Захар сидел за спиной у Федора Андроныча. Зябко кутаясь в потертую шинель, он смотрел на желтое жнивье полей, на оголенные распадки, на знакомые повороты дороги, и его худое, заросшее колючей щетиной лицо становилось светлее.
Дорога перехлестнула через бугор. Внизу Захар и Федот Андроныч увидели свое село. Лучи заходящего солнца красноватым блеском играли на окнах. Внутри домов, казалось, полыхало пламя.
Лошади побежали быстрее.
— Слава те господи! Кажись, приехали. — Купец вздохнул и размашисто перекрестился. — Беда как неспокойна купеческая жизнь.
Захар посмотрел на широкую спину купца, на короткую, бурую, давно не мытую шею. Богат, черт, а пропах навозом и потом, как последний мужичишка. И зипун носит в заплатах, наверно, еще отцовский, по наследству достался.
От батьки своего, Андрона, Федотка, почитай, только зипун и получил. Не зарный был его родитель на работу. Мужики горбатились за сохой, а Андрон в прохладном амбаре потягивал самогон. Напившись, разговаривал сам с собой и пел печальные песни. По слухам, к пьянству Андрон пристрастился после того, как, не смея перечить воле родителей, женился на глупой, некрасивой, засидевшейся в девках дочери богатого никольского мужика.
Вскоре после свадьбы отец Андроновой жены помер. Сыновей у него не было, дочь одна, и все имущество досталось Андрону. Многие завидовали ему. Еще бы, не сеяно, не пахано, а урожай — будь здоров! Андрон же не обрадовался богатству, часто избивал жену до полусмерти, а наследство скоро промотал. Баба, родив Федота, зачахла и умерла. Андрону бы жениться в другой раз и жить, как все люди, но он уже не мог остановиться. Подросшего Федотку заставлял бегать за самогоном. Кончил Андрон тем, что пьяный забрел зимой на речку и провалился в прорубь.
Федот вырос сильным парнем. Работал крепко. Но вылезти из нужды было не просто. Вряд ли стал бы он справным хозяином, но привалило ему шальное счастье.
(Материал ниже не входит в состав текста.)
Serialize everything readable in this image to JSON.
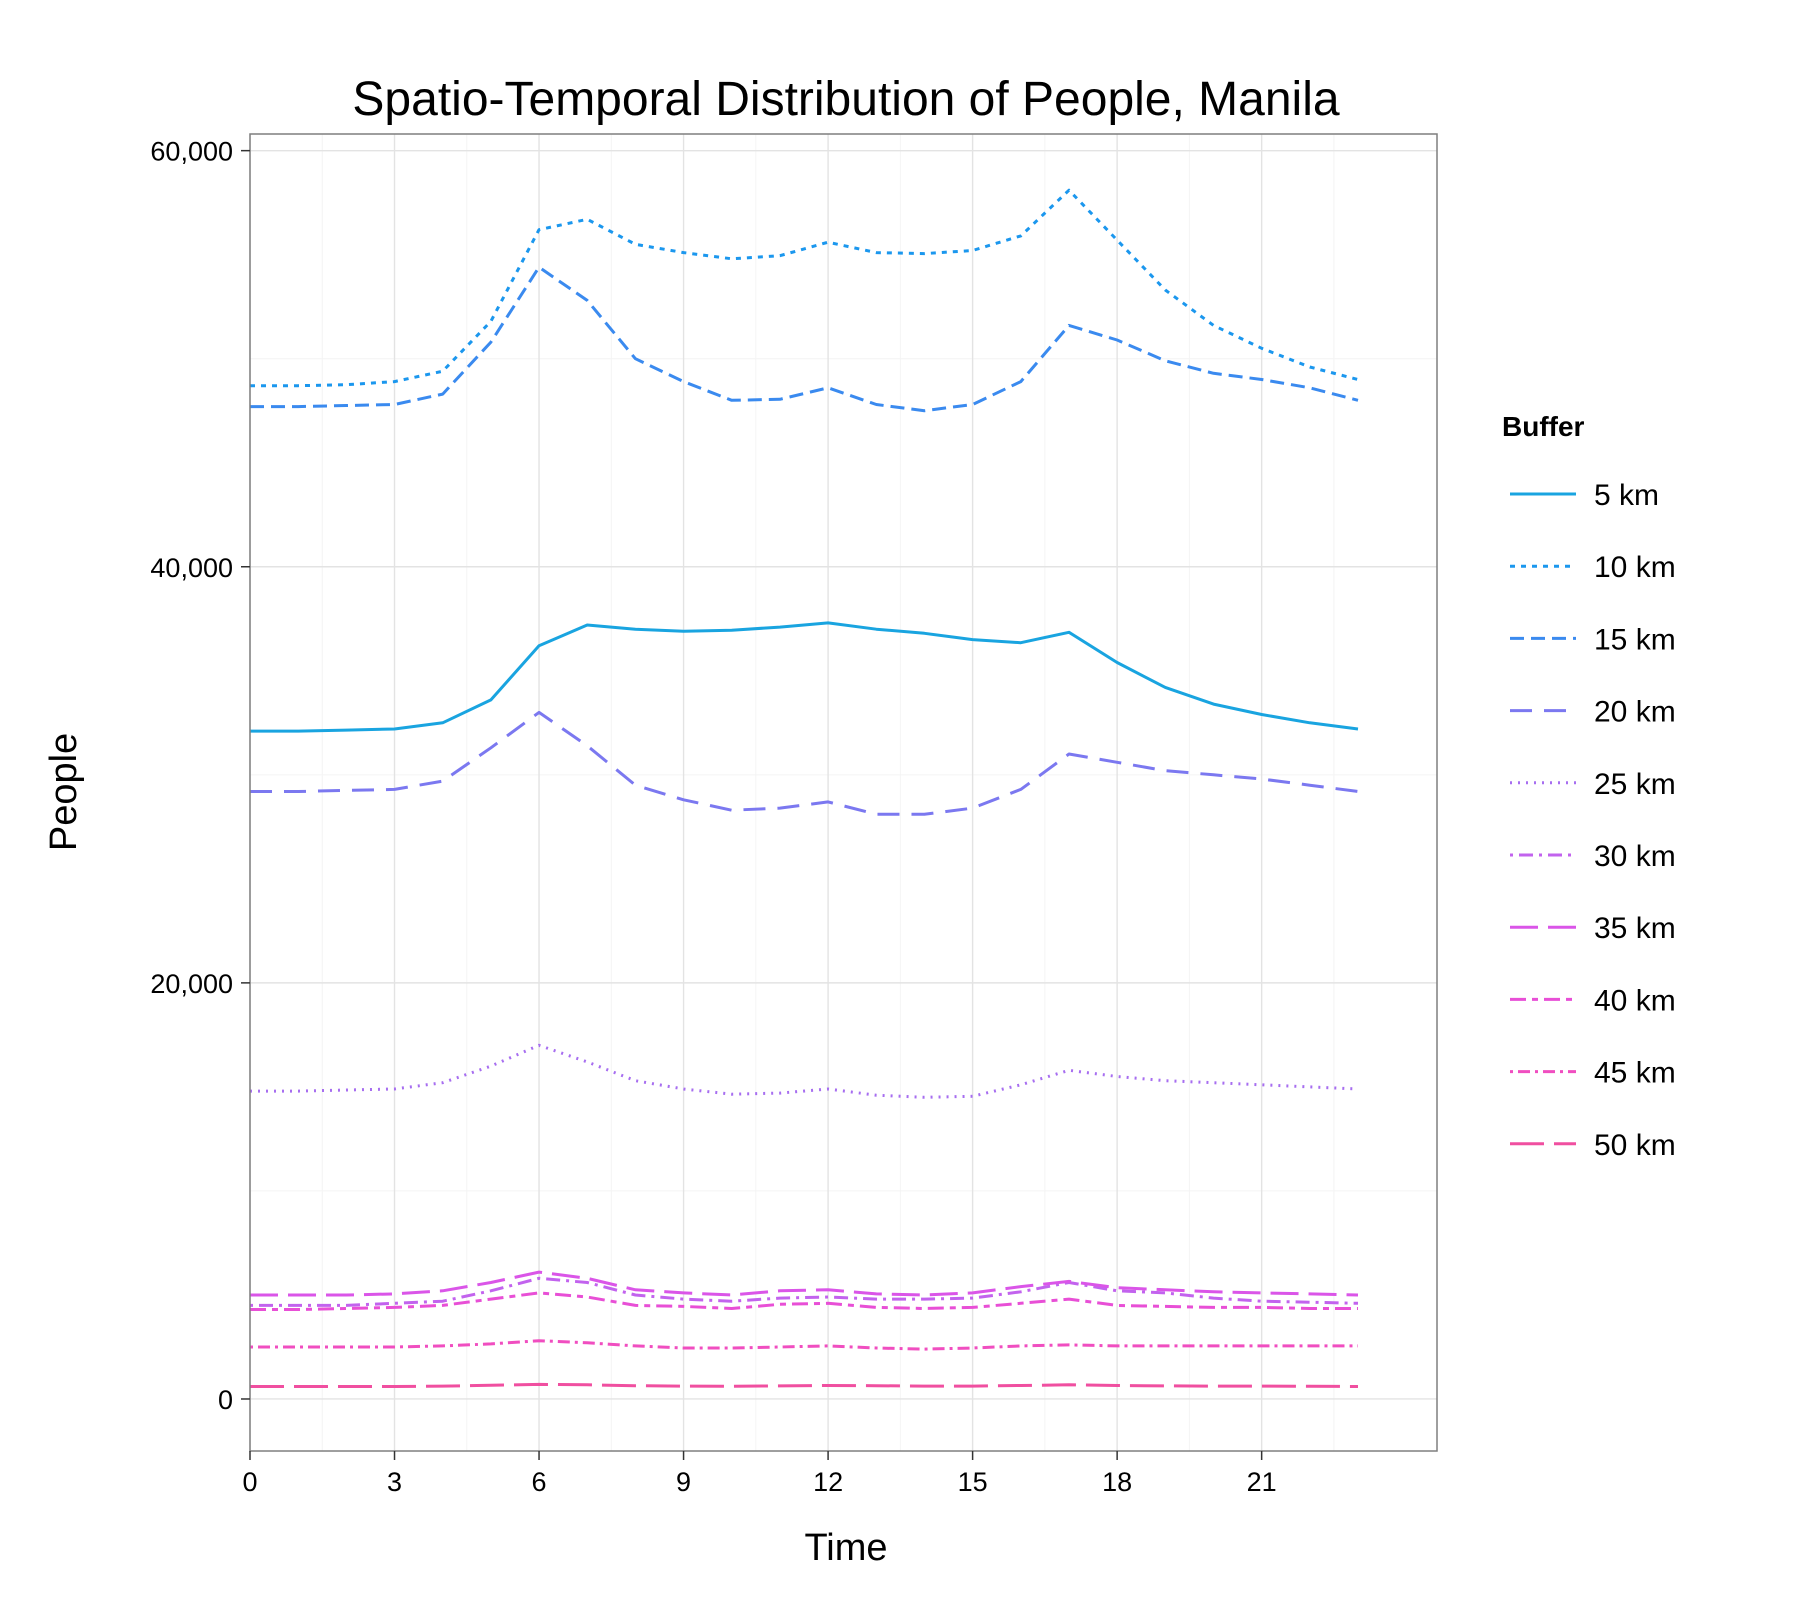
{
  "chart_data": {
    "type": "line",
    "title": "Spatio-Temporal Distribution of People, Manila",
    "xlabel": "Time",
    "ylabel": "People",
    "xlim": [
      0,
      23
    ],
    "ylim": [
      -2500,
      60800
    ],
    "x_ticks": [
      0,
      3,
      6,
      9,
      12,
      15,
      18,
      21
    ],
    "x_tick_labels": [
      "0",
      "3",
      "6",
      "9",
      "12",
      "15",
      "18",
      "21"
    ],
    "y_ticks": [
      0,
      20000,
      40000,
      60000
    ],
    "y_tick_labels": [
      "0",
      "20,000",
      "40,000",
      "60,000"
    ],
    "grid": true,
    "legend_position": "right",
    "legend_title": "Buffer",
    "x": [
      0,
      1,
      2,
      3,
      4,
      5,
      6,
      7,
      8,
      9,
      10,
      11,
      12,
      13,
      14,
      15,
      16,
      17,
      18,
      19,
      20,
      21,
      22,
      23
    ],
    "series": [
      {
        "name": "5 km",
        "color": "#19a4e0",
        "dash": "solid",
        "values": [
          32100,
          32100,
          32150,
          32200,
          32500,
          33600,
          36200,
          37200,
          37000,
          36900,
          36950,
          37100,
          37300,
          37000,
          36800,
          36500,
          36350,
          36850,
          35400,
          34200,
          33400,
          32900,
          32500,
          32200
        ]
      },
      {
        "name": "10 km",
        "color": "#1b97ee",
        "dash": "dot",
        "values": [
          48700,
          48700,
          48750,
          48900,
          49400,
          51800,
          56200,
          56700,
          55500,
          55100,
          54800,
          54950,
          55600,
          55100,
          55050,
          55200,
          55900,
          58100,
          55700,
          53300,
          51600,
          50500,
          49600,
          49000
        ]
      },
      {
        "name": "15 km",
        "color": "#3a8aef",
        "dash": "dash",
        "values": [
          47700,
          47700,
          47750,
          47800,
          48300,
          50800,
          54400,
          52800,
          50000,
          48900,
          48000,
          48050,
          48600,
          47800,
          47500,
          47800,
          48900,
          51600,
          50900,
          49900,
          49300,
          49000,
          48600,
          48000
        ]
      },
      {
        "name": "20 km",
        "color": "#7b78f0",
        "dash": "longdash",
        "values": [
          29200,
          29200,
          29250,
          29300,
          29700,
          31300,
          33000,
          31400,
          29500,
          28800,
          28300,
          28400,
          28700,
          28100,
          28100,
          28400,
          29300,
          31000,
          30600,
          30200,
          30000,
          29800,
          29500,
          29200
        ]
      },
      {
        "name": "25 km",
        "color": "#a76ef0",
        "dash": "finedot",
        "values": [
          14800,
          14800,
          14850,
          14900,
          15200,
          16000,
          17000,
          16200,
          15300,
          14900,
          14650,
          14700,
          14900,
          14600,
          14500,
          14550,
          15100,
          15800,
          15500,
          15300,
          15200,
          15100,
          15000,
          14900
        ]
      },
      {
        "name": "30 km",
        "color": "#c263ee",
        "dash": "dotdash",
        "values": [
          4500,
          4500,
          4500,
          4600,
          4700,
          5200,
          5800,
          5600,
          5000,
          4800,
          4700,
          4850,
          4900,
          4800,
          4800,
          4850,
          5150,
          5600,
          5200,
          5100,
          4850,
          4700,
          4650,
          4600
        ]
      },
      {
        "name": "35 km",
        "color": "#da55e8",
        "dash": "longdash2",
        "values": [
          5000,
          5000,
          5000,
          5050,
          5200,
          5600,
          6100,
          5800,
          5250,
          5100,
          5000,
          5200,
          5250,
          5050,
          5000,
          5100,
          5400,
          5650,
          5350,
          5250,
          5150,
          5100,
          5050,
          5000
        ]
      },
      {
        "name": "40 km",
        "color": "#e84fd6",
        "dash": "twodash",
        "values": [
          4300,
          4300,
          4350,
          4400,
          4500,
          4800,
          5100,
          4900,
          4500,
          4450,
          4350,
          4550,
          4600,
          4400,
          4350,
          4400,
          4600,
          4800,
          4500,
          4450,
          4400,
          4400,
          4350,
          4350
        ]
      },
      {
        "name": "45 km",
        "color": "#f04ec0",
        "dash": "dotdash2",
        "values": [
          2500,
          2500,
          2500,
          2500,
          2550,
          2650,
          2800,
          2700,
          2550,
          2450,
          2450,
          2500,
          2550,
          2450,
          2400,
          2450,
          2550,
          2600,
          2550,
          2550,
          2550,
          2550,
          2550,
          2550
        ]
      },
      {
        "name": "50 km",
        "color": "#f04fa0",
        "dash": "longdash3",
        "values": [
          600,
          600,
          600,
          600,
          620,
          660,
          700,
          680,
          640,
          620,
          610,
          630,
          650,
          640,
          620,
          620,
          650,
          680,
          650,
          630,
          620,
          620,
          610,
          600
        ]
      }
    ]
  }
}
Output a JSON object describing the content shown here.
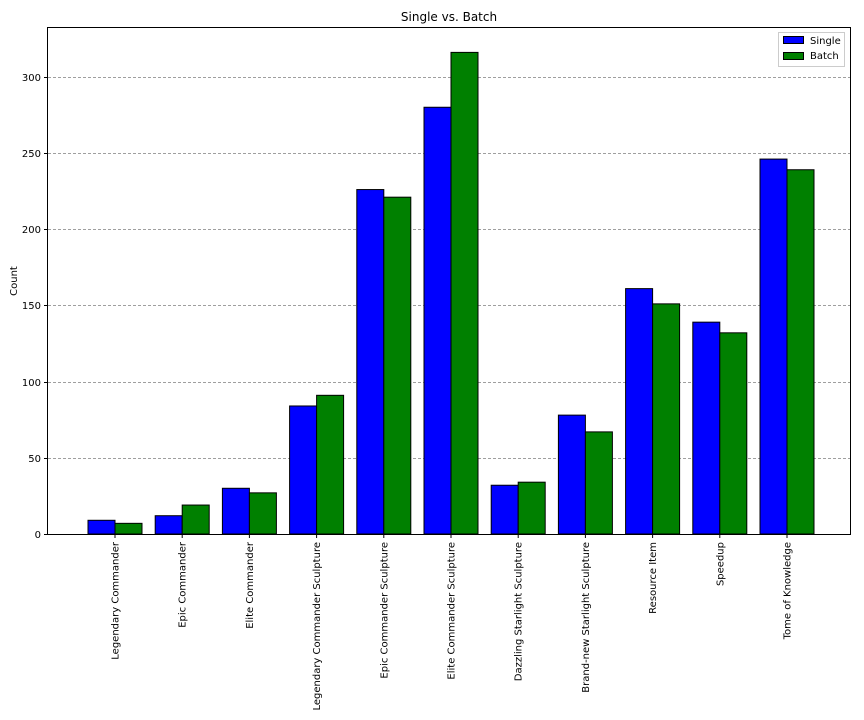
{
  "chart_data": {
    "type": "bar",
    "title": "Single vs. Batch",
    "xlabel": "",
    "ylabel": "Count",
    "ylim": [
      0,
      332
    ],
    "yticks": [
      0,
      50,
      100,
      150,
      200,
      250,
      300
    ],
    "grid": "horizontal dashed",
    "legend_position": "top-right",
    "categories": [
      "Legendary Commander",
      "Epic Commander",
      "Elite Commander",
      "Legendary Commander Sculpture",
      "Epic Commander Sculpture",
      "Elite Commander Sculpture",
      "Dazzling Starlight Sculpture",
      "Brand-new Starlight Sculpture",
      "Resource Item",
      "Speedup",
      "Tome of Knowledge"
    ],
    "category_colors": [
      "#c97e00",
      "#80208c",
      "#1b6f8c",
      "#c97e00",
      "#80208c",
      "#1b6f8c",
      "#c97e00",
      "#80208c",
      "#000000",
      "#000000",
      "#000000"
    ],
    "series": [
      {
        "name": "Single",
        "color": "#0000ff",
        "values": [
          9,
          12,
          30,
          84,
          226,
          280,
          32,
          78,
          161,
          139,
          246
        ]
      },
      {
        "name": "Batch",
        "color": "#008000",
        "values": [
          7,
          19,
          27,
          91,
          221,
          316,
          34,
          67,
          151,
          132,
          239
        ]
      }
    ]
  }
}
Дождливой весенней ночью в его избенку постучался молодой поселенец. Обсушился, переночевал и остался жить. Прошло что-то около двух месяцев, и в деревню нагрянула полиция. Федотов постоялец как очумелый бросился задами к лесу. Но уйти не смог: на опушке настигла парня пуля. Тело его положили на телегу, накрыли мешком и увезли. В доме Федота все перерыли. Оказалось, парень был беглый каторжник, ловкий фальшивомонетчик. После этого события прошло три года. Об убитом забыли. Мало ли в ту пору бродило по Сибири беглых каторжников, мало ли их убивали. Федот осенью убрал урожай и по первым заморозкам уехал в Монголию. Вернулся оттуда со стадом овец. Как видно, плохо искали полицейские, перепало кое-что от фальшивомонетчика Федоту. Мужики поговаривали даже, что досталось ему фальшивых денег не менее мешка. Ну, мешок не мешок, а все же, по-видимому, немало. Дома эти деньги он в оборот не пускал, боялся.
В Монголию Федот Андроныч ездил несколько лет подряд. Пригнанных овец забивал и по санному пути отправлял в Верхнеудинск, в Иркутск, на золотые прииски в Баргузинскую тайгу. Старую избенку он снес, на ее месте поставил новый дом с резными наличниками, построил крепкие амбары и сараи, усадьбу обнес высоким заплотом из лиственничных плах.
Зажил новый купец на зависть всей округе. Перестав ездить в Монголию, он открыл лавку, где было все, начиная от соли и спичек, кончая полным набором добротной сбруи. У мужиков редко водились деньги, и торговать Федоту Андронычу приходилось по-особому — он обменивал товары на зерно и муку. Давал и в долг. Долговых расписок не составлял, так как поначалу был неграмотным. Потом научился царапать толстым карандашом, но и после этого предпочитал записям древний способ исчисления долгов. Брал круглую палочку, вырезал на ней зарубки, каждая зарубина — пуд зерна, затем палочку раскалывал. Одну половину отдавал должнику, другую оставлял себе. При уплате палочки складывались, и зарубки должны были на той и другой половине совпадать. Не смошенничаешь!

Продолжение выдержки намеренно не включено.